Il ferma les yeux, ses mains se rejoignant dans une prière instinctive.
— Je ne sais pas à qui m’adresser, alors je vous parle à tous. Je suis prêt à faire n’importe quoi pour qu’il aille mieux, continua-t-il, ses mots s’échappant comme une supplication.

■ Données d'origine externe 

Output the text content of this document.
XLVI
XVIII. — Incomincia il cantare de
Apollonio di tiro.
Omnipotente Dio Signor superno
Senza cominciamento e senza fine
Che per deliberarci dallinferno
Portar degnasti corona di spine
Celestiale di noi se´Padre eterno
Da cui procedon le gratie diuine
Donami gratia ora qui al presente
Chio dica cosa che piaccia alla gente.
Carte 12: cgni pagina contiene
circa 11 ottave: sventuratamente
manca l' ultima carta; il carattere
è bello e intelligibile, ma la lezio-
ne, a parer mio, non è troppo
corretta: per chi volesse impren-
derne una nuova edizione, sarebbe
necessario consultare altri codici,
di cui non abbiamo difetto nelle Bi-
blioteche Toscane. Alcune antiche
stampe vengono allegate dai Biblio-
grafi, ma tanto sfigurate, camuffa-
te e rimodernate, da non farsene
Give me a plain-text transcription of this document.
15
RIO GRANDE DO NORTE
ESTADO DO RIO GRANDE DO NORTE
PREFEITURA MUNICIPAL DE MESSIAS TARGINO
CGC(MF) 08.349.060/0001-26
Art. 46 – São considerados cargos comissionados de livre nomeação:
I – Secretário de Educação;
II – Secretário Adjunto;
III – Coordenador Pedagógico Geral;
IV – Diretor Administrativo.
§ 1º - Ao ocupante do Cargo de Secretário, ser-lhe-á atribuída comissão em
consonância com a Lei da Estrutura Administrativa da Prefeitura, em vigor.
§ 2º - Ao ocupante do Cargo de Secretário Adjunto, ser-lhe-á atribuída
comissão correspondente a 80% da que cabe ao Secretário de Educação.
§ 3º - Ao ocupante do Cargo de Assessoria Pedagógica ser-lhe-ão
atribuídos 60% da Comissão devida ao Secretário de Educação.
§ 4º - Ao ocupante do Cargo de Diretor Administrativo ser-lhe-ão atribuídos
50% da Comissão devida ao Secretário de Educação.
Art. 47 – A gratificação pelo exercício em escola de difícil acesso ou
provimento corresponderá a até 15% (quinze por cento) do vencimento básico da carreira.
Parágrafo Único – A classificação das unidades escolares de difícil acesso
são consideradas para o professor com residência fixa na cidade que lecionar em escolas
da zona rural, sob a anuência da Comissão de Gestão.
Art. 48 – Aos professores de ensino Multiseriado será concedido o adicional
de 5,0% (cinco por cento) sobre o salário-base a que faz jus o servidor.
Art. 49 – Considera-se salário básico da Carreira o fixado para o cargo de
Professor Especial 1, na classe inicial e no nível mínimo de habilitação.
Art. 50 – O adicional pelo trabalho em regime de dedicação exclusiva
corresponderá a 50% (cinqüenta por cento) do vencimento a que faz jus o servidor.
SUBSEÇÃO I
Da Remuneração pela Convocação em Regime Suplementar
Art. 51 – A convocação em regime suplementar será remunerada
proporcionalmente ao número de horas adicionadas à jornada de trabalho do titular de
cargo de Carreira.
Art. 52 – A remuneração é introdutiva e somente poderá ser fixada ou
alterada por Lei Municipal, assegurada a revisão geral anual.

Le silence de la nuit l’entoura, seulement troublé par le bruissement des arbres. Gabriel resta immobile, les yeux fermés, espérant que son vœu atteigne quelqu’un ou quelque chose. Mais cette paix fut brisée par le vibreur de son téléphone posé à côté de lui.
Gabriel décrocha rapidement, son cœur battant encore à cause de la prière.
— Gaby ? murmura la voix d’Elias de l’autre côté de la ligne, légèrement rauque et endormie. Tu pourrais m’apporter un verre d’eau, s’il te plaît ?
Gabriel sourit légèrement, déjà debout pour répondre à sa demande.
— Bien sûr. J’arrive tout de suite, dit-il doucement.
En se levant précipitamment, il bouscula une pile de DVD sur son bureau. L’un d’eux glissa et tomba au sol avec un bruit sourd. Gabriel jura à mi-voix en ramassant rapidement le disque tombé.
De l’autre côté du téléphone, Elias, qui avait tout entendu, réagit avec une pointe d’amertume.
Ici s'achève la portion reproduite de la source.